Measuring in coupling solution (a) and measuring in hydrolysis solution (b). Each column represents an independent experiment and error bars present standard deviation between different samples in each experiment

Figure 4-4. Surface amine density of mesoporous silica coated magnetite prepared following TPRE method.

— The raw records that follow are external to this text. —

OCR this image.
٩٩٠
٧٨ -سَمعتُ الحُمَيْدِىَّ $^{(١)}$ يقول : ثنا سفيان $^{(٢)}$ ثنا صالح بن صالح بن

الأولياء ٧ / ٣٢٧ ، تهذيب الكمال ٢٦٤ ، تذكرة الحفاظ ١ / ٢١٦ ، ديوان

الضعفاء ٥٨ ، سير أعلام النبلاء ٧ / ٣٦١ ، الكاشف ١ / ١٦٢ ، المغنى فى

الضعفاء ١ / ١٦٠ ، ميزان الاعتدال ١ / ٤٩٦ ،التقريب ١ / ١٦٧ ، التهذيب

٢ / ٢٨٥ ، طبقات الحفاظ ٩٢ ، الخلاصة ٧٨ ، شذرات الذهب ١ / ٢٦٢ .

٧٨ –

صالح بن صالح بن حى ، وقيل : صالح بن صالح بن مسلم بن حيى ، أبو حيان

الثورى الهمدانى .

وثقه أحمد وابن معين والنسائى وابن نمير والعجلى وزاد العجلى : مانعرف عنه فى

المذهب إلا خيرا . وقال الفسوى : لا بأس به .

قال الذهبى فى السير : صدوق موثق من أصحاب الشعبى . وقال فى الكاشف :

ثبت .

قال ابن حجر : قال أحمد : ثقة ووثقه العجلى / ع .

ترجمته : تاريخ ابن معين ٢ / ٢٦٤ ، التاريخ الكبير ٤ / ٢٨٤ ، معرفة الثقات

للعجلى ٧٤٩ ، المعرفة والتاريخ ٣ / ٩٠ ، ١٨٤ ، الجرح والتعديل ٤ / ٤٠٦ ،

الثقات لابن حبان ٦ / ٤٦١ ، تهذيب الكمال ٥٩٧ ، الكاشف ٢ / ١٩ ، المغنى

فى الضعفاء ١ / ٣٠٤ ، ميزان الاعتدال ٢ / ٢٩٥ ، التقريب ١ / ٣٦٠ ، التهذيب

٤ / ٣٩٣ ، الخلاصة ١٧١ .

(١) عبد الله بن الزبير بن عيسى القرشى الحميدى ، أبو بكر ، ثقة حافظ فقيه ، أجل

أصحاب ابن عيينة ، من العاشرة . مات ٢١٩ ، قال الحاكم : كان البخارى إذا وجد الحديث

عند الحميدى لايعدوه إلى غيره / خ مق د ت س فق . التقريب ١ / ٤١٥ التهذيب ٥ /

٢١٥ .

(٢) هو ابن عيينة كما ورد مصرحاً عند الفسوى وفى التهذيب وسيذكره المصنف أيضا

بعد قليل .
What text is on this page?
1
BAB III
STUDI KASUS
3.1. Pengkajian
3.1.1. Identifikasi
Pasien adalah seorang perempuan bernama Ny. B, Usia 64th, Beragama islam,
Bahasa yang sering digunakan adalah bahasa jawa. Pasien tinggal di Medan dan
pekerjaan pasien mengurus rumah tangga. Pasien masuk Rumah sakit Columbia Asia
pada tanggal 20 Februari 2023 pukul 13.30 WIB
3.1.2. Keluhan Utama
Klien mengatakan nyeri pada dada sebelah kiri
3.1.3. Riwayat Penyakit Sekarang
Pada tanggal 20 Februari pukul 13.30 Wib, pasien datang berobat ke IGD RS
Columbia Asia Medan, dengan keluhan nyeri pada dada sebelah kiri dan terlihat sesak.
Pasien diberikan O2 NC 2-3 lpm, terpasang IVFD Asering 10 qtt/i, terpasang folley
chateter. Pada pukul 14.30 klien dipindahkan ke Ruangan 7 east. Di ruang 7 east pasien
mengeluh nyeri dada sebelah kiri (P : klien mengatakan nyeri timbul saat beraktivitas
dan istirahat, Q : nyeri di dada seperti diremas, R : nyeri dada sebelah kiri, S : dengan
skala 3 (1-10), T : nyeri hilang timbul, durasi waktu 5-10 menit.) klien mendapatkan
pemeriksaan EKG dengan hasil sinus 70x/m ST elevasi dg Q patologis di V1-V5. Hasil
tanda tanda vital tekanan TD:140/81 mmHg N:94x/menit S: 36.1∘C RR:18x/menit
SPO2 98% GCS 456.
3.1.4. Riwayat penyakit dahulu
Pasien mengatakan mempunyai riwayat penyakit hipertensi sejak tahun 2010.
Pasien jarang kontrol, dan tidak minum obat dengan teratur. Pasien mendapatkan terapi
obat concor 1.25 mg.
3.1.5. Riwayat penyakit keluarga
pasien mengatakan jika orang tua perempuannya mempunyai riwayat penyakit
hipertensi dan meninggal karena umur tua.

Measuring in coupling solution (a) and measuring in hydrolysis solution (b). Each column represents an independent experiment and error bars present standard deviation between different samples in each experiment

Surface amine density (molecules/nm²) was calculated by integrating the amine values obtained from the colorimetric assay and the surface area of the mesoporous silica coated nanoparticles obtained from nitrogen adsorption-desorption (BET) test. Surface amine density was calculated to be around 0.152 molecule/nm² (0.300 mmol/g) for water method and 0.414 molecule/nm² (0.817 mmol/g) for TPRE method.It is clear from the figures that TPRE method leads to higher surface amine density which is consistence with the literature (Gartmann et al., 2010, Sen and Bruce, 2012a). Higher surface amine density attained by TPRE method could be due to limited water in the system which controls the surface condensation of the aminosilane and leads to uniform amine distribution on the surface. It is well established that water promotes the interaction

of the amino groups with the surface, by proton transfer from the surface silanols to the amino moieties and subsequent electrostatic interaction. The resulting orientation of the amino groups toward the silica surface provides accessible triethoxysilyl moieties for cross-linking, ultimately leading to the formation of clusters. The presence of such clusters can also make pores partially inaccessible for additional APTES molecules and result in a lower amine groups density (Gartmann et al., 2010).